Friday, July 8, 2011

i'm kind of confused and i'm only confusing myself. talking to robbie reminds me so much of the past and how i thought we were soul mates but i wasn't attracted to him--he was kind of just the same person in a guy's body. it was the weirdest feeling and i've never had that with anyone else. sometimes we mistake that for something more than it really is. i knew it wasn't going to amount to anything--he was married to my best friend and he wasn't exactly my type looks wise. anyhow, it's all in the past...but the past is creeping up on me again. i thought i was brief and to the point--that i didn't want to talk to him anymore but i find myself talking to him now that he's newly divorced. can't help but feel i am the home wrecking whore that kristie labeled me. but talking is just talking and they're divorced now. it's the alcohol talking i'm sure--i shouldn't be allowed to drink and write. or even to drink and have substantial thoughts...but at least i can spell substantial while i'm under the influence so that's a good sign.

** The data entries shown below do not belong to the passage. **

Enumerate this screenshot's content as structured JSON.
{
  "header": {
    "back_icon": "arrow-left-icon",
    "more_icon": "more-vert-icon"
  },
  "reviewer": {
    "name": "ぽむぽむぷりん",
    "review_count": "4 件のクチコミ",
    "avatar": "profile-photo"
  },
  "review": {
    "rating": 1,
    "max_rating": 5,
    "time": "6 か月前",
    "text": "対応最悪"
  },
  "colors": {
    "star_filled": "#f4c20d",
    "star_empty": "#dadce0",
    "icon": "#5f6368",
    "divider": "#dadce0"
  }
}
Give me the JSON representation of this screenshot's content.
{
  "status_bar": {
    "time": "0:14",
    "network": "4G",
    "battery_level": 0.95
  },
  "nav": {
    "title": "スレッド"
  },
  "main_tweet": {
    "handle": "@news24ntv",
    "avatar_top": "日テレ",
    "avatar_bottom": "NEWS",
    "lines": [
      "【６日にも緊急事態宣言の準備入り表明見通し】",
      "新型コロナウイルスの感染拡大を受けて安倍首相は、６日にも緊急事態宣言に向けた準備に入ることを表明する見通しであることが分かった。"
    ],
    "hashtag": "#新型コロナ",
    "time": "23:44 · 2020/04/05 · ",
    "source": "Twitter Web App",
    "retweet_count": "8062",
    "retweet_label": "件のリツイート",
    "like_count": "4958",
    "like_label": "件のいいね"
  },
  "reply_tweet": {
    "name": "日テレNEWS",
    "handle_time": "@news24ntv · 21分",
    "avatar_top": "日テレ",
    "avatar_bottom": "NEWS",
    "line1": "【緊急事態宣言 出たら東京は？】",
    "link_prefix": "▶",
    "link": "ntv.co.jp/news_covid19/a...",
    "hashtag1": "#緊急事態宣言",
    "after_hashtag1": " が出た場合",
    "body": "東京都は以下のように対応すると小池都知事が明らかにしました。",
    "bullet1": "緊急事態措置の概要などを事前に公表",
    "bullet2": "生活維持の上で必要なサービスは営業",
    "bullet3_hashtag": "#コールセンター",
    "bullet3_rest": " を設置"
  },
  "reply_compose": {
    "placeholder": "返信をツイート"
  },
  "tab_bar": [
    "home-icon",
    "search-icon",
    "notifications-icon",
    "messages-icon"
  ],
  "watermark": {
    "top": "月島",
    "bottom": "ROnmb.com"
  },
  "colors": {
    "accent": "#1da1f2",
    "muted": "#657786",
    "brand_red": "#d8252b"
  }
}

it's just...i let one go, i get one back. it's a never ending cycle. just as i ended things with william, robbie comes busting back into my life like a thunder storm. william was a robbie replacement in the beginning--only we were 2 worlds apart. we never had the same connection. but we had a different type of connection--we got each other when no one else did and even though we were so different, we were the same in terms of certain things that mattered. i guess i should stop looking for replacements. it's been backfiring on me. and i don't think i should take back people from the past either. we're different people--there's no use. and really, i don't have the patience to explain the life they've missed, the growth they haven't witnessed--i'm someone else entirely. it's hard when you don't know what love is. but at least i know what love isn't and i think that's more important.